4 New Square’s Alison Padfield KC and Clare Dixon KC feature in FreeBar’s Visibility Project which launched in July 2022 to celebrate LGBT+ diversity at and around the Bar. The project celebrates this diversity and comprises a collection of photos and individual reflections on experiences of being LGBT+, or an ally, at the Bar – including how the Bar has changed for the better.
Here are Alison and Clare’s contributions – you can see their photos and contributions (and those of 42 others) in the FreeBar Visibility Project online by clicking here.
‘I’ve been at the Bar since the early 1990s. Women weren’t allowed to wear trousers in court – but it was almost impossible to buy black trouser suits anyway. It was almost ten years before I had an LGBT+ colleague who was open at work – and then only one, for a long time. There is still work to do, but I’ve sensed real change at the Bar in the last few years and I’m optimistic about the future. I want to be a visible ally so that people thinking about coming to the Bar or taking a job in chambers know that the Bar is changing.’
Alison Padfield KC
‘I wanted to be a barrister. Not a “gay barrister” although that was, and is, true.

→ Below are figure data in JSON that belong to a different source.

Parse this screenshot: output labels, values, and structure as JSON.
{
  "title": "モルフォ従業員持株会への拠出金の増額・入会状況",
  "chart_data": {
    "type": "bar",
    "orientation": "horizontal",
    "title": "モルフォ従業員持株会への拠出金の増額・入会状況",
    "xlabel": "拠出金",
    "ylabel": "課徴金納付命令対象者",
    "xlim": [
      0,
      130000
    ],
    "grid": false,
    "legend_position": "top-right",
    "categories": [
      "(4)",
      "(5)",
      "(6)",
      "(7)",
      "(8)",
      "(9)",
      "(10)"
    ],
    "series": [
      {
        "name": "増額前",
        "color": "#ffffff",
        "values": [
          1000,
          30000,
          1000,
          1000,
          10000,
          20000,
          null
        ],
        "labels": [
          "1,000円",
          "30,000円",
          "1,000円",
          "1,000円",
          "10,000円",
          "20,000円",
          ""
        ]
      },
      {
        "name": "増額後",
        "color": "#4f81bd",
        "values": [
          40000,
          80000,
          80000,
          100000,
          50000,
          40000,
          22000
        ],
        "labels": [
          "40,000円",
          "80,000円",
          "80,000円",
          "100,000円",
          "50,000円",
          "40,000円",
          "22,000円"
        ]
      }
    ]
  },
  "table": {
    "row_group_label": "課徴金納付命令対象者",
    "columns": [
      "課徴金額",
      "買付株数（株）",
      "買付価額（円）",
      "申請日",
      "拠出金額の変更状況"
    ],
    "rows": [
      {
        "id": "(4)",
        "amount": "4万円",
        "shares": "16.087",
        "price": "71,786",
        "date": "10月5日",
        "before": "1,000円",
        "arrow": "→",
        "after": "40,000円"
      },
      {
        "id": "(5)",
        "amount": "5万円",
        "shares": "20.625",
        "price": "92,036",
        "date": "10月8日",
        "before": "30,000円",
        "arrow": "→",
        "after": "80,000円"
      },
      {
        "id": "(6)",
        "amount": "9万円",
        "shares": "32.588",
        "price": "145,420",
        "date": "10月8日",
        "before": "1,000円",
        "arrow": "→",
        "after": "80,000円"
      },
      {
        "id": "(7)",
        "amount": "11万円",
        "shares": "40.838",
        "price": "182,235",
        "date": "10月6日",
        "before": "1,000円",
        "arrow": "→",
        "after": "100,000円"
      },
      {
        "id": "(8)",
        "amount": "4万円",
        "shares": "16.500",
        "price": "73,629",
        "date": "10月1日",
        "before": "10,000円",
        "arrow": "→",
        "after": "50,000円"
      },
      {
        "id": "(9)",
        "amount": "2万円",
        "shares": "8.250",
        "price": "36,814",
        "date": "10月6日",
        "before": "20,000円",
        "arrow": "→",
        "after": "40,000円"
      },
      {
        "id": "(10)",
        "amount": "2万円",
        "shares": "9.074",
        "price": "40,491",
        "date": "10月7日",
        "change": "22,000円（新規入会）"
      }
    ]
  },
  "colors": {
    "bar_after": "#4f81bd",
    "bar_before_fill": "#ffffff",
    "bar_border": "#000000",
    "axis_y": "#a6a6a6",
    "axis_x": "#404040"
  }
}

So, I waited until I was made a tenant before being open at work and then tried to manage the process so that it wasn’t the first thing colleagues or clients found out about me. Time passes, I am now a QC and also a parent, with my partner, to two small children facing the same joys and pressures as everyone else (straight or gay) in that situation. I am also a little more confident in my ability to do the job and a little less afraid of labels which don’t impact (or at least not negatively) on that ability. I wanted to be a barrister, and I am.’